Whitney embedding theorem

In mathematics, particularly in differential topology, there are two Whitney embedding theorems, named after Hassler Whitney: The strong Whitney embedding theorem states that any smooth real m-dimensional manifold (required also to be Hausdorff and second-countable) can be smoothly embedded in the real 2m-space, \R^{2m}, if m > 0. This is the best linear bound on the smallest-dimensional Euclidean space that all m-dimensional manifolds embed in, as the real projective spaces of dimension m cannot be embedded into real (2m − 1)-space if m is a power of two (as can be seen from a characteristic class argument, also due to Whitney).
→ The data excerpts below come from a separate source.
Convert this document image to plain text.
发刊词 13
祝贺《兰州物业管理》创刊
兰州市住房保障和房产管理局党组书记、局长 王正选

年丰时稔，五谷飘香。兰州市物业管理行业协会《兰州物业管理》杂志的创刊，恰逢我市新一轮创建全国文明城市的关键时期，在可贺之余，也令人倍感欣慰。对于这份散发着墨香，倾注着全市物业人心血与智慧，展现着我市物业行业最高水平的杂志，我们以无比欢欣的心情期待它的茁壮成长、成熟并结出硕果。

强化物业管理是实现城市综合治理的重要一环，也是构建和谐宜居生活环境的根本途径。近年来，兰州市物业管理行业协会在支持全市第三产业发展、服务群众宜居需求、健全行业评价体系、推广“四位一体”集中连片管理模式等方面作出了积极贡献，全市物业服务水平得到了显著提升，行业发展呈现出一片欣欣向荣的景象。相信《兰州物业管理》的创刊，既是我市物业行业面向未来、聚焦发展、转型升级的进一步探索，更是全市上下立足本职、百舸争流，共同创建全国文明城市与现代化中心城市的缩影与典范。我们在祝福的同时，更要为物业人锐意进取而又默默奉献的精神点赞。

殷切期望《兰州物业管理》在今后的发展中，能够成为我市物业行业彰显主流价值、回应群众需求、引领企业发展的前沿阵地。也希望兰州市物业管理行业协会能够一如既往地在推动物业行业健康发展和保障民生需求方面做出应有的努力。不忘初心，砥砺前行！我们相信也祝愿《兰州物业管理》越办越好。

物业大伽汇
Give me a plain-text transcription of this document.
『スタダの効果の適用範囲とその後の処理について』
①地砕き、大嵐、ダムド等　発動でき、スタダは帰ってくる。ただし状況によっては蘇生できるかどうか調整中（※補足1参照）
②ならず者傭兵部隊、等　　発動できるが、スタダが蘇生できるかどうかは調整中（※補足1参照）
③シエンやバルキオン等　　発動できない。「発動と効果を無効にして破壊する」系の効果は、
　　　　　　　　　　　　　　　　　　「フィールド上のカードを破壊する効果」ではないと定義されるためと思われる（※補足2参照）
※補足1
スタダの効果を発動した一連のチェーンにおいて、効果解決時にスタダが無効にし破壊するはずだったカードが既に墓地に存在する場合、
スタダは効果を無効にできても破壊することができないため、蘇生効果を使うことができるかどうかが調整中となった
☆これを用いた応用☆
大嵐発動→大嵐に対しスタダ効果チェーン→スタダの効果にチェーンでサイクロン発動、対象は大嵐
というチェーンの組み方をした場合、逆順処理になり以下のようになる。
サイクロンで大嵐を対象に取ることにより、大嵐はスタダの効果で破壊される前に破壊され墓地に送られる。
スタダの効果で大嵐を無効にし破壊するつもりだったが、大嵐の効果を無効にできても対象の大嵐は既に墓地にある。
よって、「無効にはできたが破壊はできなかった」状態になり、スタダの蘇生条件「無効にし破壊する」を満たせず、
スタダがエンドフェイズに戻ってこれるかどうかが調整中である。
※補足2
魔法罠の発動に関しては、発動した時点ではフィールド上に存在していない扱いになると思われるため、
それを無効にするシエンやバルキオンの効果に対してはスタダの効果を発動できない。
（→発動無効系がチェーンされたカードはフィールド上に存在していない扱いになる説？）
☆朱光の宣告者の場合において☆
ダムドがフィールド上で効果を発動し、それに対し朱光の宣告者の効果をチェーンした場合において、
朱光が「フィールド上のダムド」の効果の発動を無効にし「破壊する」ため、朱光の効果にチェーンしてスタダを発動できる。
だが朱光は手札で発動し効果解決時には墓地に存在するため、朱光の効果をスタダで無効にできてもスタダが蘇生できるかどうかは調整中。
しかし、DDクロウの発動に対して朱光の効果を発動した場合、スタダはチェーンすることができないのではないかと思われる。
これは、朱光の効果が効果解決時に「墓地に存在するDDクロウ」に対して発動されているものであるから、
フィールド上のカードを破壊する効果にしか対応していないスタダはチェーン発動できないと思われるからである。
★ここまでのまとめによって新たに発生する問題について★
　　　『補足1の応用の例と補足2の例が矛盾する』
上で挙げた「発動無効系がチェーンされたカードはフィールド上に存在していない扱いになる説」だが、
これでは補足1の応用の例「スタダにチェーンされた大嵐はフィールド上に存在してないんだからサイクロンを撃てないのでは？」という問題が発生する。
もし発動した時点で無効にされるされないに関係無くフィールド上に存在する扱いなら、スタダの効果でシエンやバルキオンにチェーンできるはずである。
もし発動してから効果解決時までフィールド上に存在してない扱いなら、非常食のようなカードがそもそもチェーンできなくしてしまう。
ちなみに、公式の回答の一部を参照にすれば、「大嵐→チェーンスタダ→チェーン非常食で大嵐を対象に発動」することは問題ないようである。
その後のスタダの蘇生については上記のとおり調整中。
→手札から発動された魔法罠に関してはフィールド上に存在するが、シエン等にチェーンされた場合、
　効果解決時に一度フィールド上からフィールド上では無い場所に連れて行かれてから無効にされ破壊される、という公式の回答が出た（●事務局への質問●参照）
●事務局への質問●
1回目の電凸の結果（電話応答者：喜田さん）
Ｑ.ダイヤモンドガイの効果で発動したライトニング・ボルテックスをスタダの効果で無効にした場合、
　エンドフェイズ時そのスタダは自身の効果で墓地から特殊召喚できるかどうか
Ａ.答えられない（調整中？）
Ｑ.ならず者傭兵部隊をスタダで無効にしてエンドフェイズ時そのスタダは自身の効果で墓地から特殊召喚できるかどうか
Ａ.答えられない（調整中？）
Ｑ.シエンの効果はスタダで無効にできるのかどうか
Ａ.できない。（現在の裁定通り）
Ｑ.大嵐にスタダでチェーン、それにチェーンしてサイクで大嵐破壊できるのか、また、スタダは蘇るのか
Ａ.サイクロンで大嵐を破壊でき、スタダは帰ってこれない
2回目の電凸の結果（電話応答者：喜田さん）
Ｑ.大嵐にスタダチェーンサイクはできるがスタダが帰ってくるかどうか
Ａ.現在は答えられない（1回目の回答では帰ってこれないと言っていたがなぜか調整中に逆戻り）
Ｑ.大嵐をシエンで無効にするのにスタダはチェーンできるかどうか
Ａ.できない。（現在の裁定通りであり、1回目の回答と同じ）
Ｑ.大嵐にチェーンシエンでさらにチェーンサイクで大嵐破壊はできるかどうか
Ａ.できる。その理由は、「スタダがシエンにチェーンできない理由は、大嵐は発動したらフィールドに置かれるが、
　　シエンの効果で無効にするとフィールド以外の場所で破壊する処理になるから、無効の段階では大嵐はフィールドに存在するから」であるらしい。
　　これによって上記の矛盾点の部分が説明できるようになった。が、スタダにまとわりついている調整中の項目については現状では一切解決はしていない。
The weak Whitney embedding theorem states that any continuous function from an n-dimensional manifold to an m-dimensional manifold may be approximated by a smooth embedding provided m > 2n. Whitney similarly proved that such a map could be approximated by an immersion provided m > 2n − 1. This last result is sometimes called the Whitney immersion theorem. The general outline of the proof is to start with an immersion f:M \to \R^{2m} with transverse self-intersections. These are known to exist from Whitney's earlier work on the weak immersion theorem. Transversality of the double points follows from a general-position argument. The idea is to then somehow remove all the self-intersections. If M has boundary, one can remove the self-intersections simply by isotoping M into itself (the isotopy being in the domain of f), to a submanifold of M that does not contain the double-points. Thus, we are quickly led to the case where M has no boundary. Sometimes it is impossible to remove the double-points via an isotopy—consider for example the figure-8 immersion of the circle in the plane. In this case, one needs to introduce a local double point. Once one has two opposite double points, one constructs a closed loop connecting the two, giving a closed path in \R^{2m}. Since \R^{2m} is simply connected, one can assume this path bounds a disc, and provided 2m > 4 one can further assume (by the weak Whitney embedding theorem) that the disc is embedded in \R^{2m} such that it intersects the image of M only in its boundary.